One area that has been particularly troublesome for prospective buyers is coming up with a large enough down payment. In fact, most renters have no other choice than a 3.5% down FHA loan.
Get a 3% Down Mortgage with No PMI
On Friday, TD Bank reportedly began offering mortgages with down payments as small as three percent to certain low- and moderate-income borrowers via its Right Step program, per the WSJ.
The program is reserved for borrowers who earn up to 80% of the median area income as determined by HUD, the parent of the FHA.
While not everyone can qualify for such financing, it does represent a loosening from the original five percent down payment required a year ago.
The loan program doesn’t require private mortgage insurance either, and the down payment can come in the form of a gift from family or a non-profit.
However, the interest rate on such loans will likely be higher to compensate for the increased risk and lack of PMI, though it could still be cheaper than FHA financing.
I took a look at TD Bank’s mortgage rates on their website and they seemed to be in line with typical market rates – not significantly higher or lower than the competition.
Because Fannie and Freddie haven’t changed their stance, TD Bank will likely keep the loans on their own books and assume the risk of default.
This represents a shift from the originate-to-distribute model that has been widely relied upon before and after the most recent mortgage crisis.

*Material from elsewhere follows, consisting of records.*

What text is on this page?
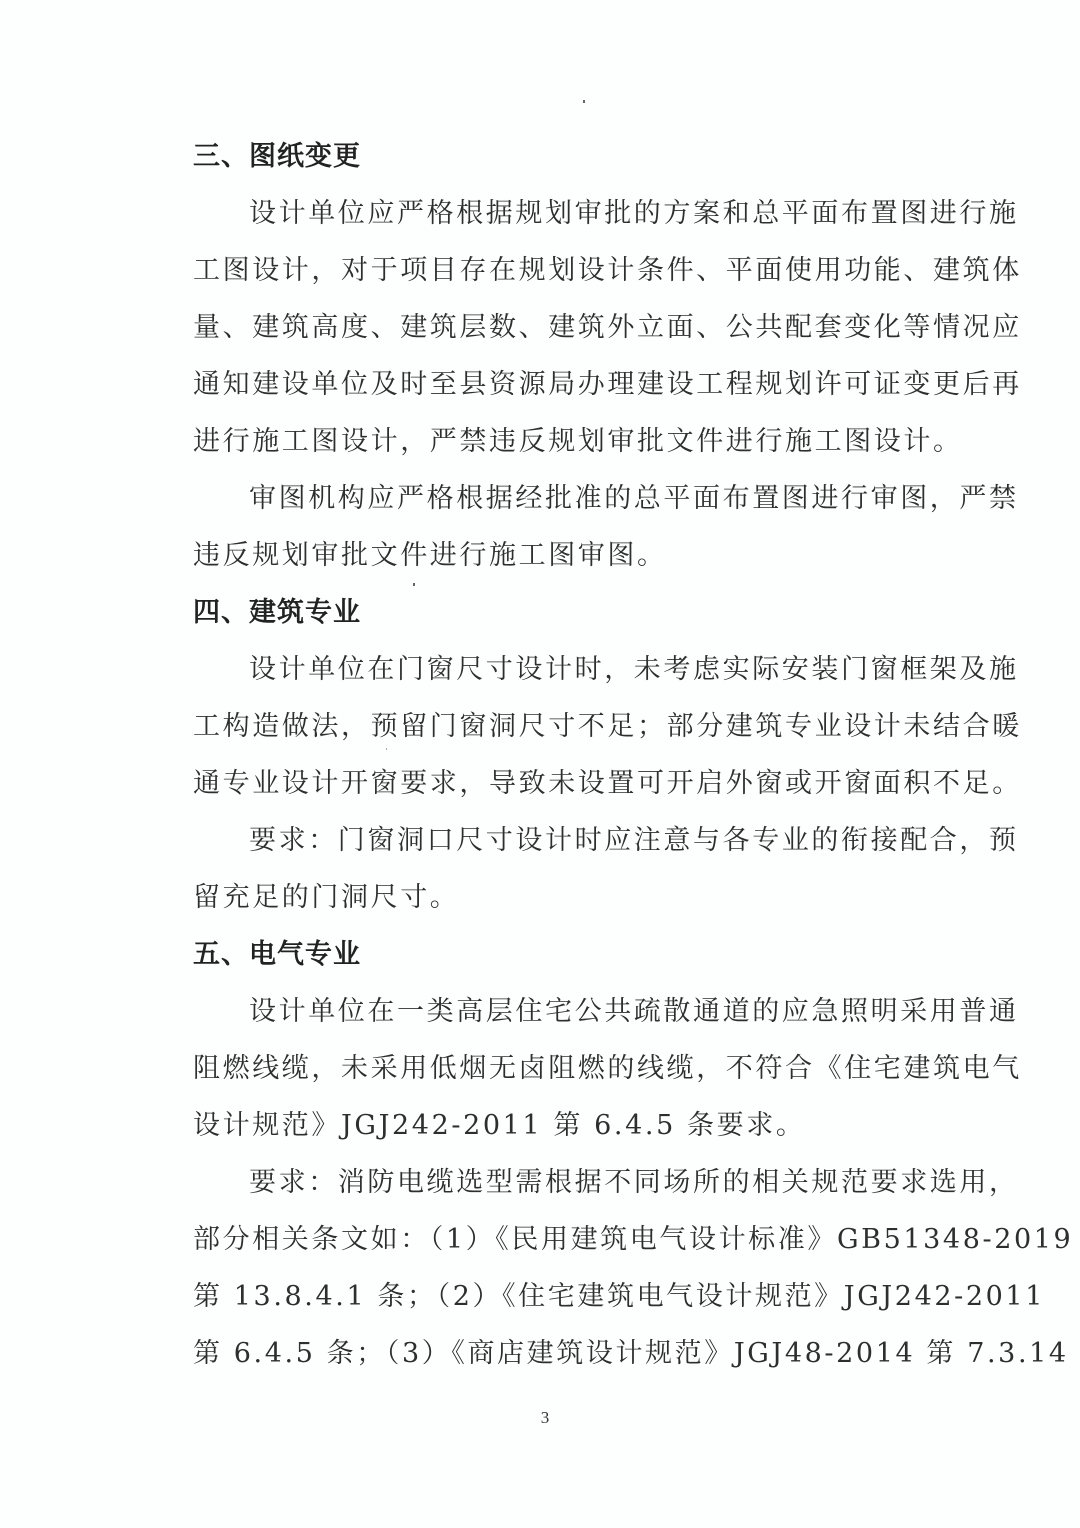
三、图纸变更
设计单位应严格根据规划审批的方案和总平面布置图进行施
工图设计，对于项目存在规划设计条件、平面使用功能、建筑体
量、建筑高度、建筑层数、建筑外立面、公共配套变化等情况应
通知建设单位及时至县资源局办理建设工程规划许可证变更后再
进行施工图设计，严禁违反规划审批文件进行施工图设计。
审图机构应严格根据经批准的总平面布置图进行审图，严禁
违反规划审批文件进行施工图审图。
四、建筑专业
设计单位在门窗尺寸设计时，未考虑实际安装门窗框架及施
工构造做法，预留门窗洞尺寸不足；部分建筑专业设计未结合暖
通专业设计开窗要求，导致未设置可开启外窗或开窗面积不足。
要求：门窗洞口尺寸设计时应注意与各专业的衔接配合，预
留充足的门洞尺寸。
五、电气专业
设计单位在一类高层住宅公共疏散通道的应急照明采用普通
阻燃线缆，未采用低烟无卤阻燃的线缆，不符合《住宅建筑电气
设计规范》JGJ242-2011 第 6.4.5 条要求。
要求：消防电缆选型需根据不同场所的相关规范要求选用，
部分相关条文如：（1）《民用建筑电气设计标准》GB51348-2019
第 13.8.4.1 条；（2）《住宅建筑电气设计规范》JGJ242-2011
第 6.4.5 条；（3）《商店建筑设计规范》JGJ48-2014 第 7.3.14
3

The WSJ noted that the Arlington Community Federal Credit Union in Virginia would also begin making 3% down mortgages starting next month, down from a previous minimum of five percent.
They will accept loan amounts up to $417,000, the conforming loan limit.
Another community bank based in New Jersey, Valley National Bank, lowered their down payment requirement to five percent from 25% for certain buyers on the East Coast.
Wells Fargo Also Offers Quasi-3% Down Mortgages Now
Even the nation’s top lender is in on the 3% down game, kind of. Though Wells Fargo requires a five percent minimum down payment for primary residential purchases, they now allow up to two percent of that to come in the form of a gift from relatives.
So in a sense it’s a 3% down mortgage as long as the borrower can secure that two percent from an allowable source.
While it sounds like loose lending has returned, Wells apparently has strict underwriting requirements for such loans, including high minimum credit scores and so on.
In other words, we haven’t jumped in the DeLorean, punched it to 88 mph and traveled back to 2006.
Sure, there are some lenders offering FHA loans with credit scores as low as 550, but most are still relatively cautious, especially with the ATR and QM rules in effect.
And I’ve yet to come across any lenders offering 100% financing on 4-unit, non-owner occupied properties with sub-620 credit scores. When that happens run, or rather, sell!